About this Recording
8.553271 - TCHAIKOVSKY: Nutcracker (The) / Swan Lake / Sleeping Beauty (Highlights)

Pyotr Il'yich Tchaikovsky (1840 - 1893)

The Nutcracker
Swan Lake
The Sleeping Beauty

The music of Tchaikovsky, in spite of the reservations of contemporaries at home and abroad, must seem to us both essentially Russian and firmly in the West European tradition. In Vienna the critic Eduard Hanslick was able to complain of the "trivial Cossack cheer" of the finale of the Violin Concerto, but in Russia Tchaikovsky never went far enough to please the self-appointed leader of musical nationalists, Balakirev. While by no means a miniaturist, he nevertheless excelled in his mastery of the smaller forms necessary in ballet, writing music that displayed his remarkable gifts of melody and skill in orchestration.

Tchaikovsky was born in 1840, the son of a chief inspector of mines in Government service in Votkinsk and educated at first at home by a beloved governess and later at the St Petersburg School of Jurisprudence, in preparation for a career in the Ministry of Justice. This he was to abandon in 1863, when he entered the newly established St Petersburg Conservatory, the first of its kind in Russia. Three years later he joined the staff of the new Conservatory in Moscow, directed by Nikolay Rubinstein, brother of the composer and pianist Anton Rubinstein, who had founded its counterpart in St Petersburg.

Tchaikovsky, abnormally sensitive and diffident, and tormented by his own homosexuality that seemed to isolate him from the society of the time, had already made a considerable impression as a composer, when an unwise, face-saving marriage in 1877 brought complete nervous collapse and immediate separation from his new wife. In 1878 he was able to resign from the Conservatory, thanks to the assistance of a rich widow, Nadezhda von Meck, whom he was never to meet but who offered him both financial and moral support. After the St Petersburg performance of his Sixth Symphony, Tchaikovsky died, it is thought by his own hand, compelled to this step by a court of honour of his fellows from the School of Jurisprudence, after threats of exposure and scandal resulting from a liaison with a young nobleman.

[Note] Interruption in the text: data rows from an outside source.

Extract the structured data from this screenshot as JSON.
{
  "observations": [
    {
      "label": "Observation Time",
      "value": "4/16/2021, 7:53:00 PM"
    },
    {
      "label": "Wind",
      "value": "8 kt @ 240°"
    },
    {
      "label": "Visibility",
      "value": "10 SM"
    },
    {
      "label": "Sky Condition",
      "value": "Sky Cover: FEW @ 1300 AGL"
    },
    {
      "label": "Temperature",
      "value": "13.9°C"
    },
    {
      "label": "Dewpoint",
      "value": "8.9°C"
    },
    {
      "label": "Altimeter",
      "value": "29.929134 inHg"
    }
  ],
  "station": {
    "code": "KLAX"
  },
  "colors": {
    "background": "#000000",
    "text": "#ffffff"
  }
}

His death was widely mourned both in Russia and abroad, where his music had won considerable favour.

Tchaikovsky's compositions include three full-length ballets, Swan Lake, The Sleeping Beautyand The Nutcracker. The first of these had its early origin in a home entertainment devised for the children of his sister Sasha, who had settled at Kamenka in the Ukraine. The adult ballet was completed in 1876 in response to a commission from the Imperial Theatre Directorate in Moscow and was first performed at the Bolshoy Theatre there in March, 1876, with choreography by the Austrian, Wenzel Reisinger. The work was unfavourably received, its music seeming unusually substantial for the occasion, and the production inept. The ballet was to win success after the composers death, when it was mounted at the Maryinsky in St Petersburg in 1895, with choreography by Ivanov and Marius Petipa. The score served to re-establish the importance of music in ballet, after years in which it had been generally neglected in favour of the activity on stage.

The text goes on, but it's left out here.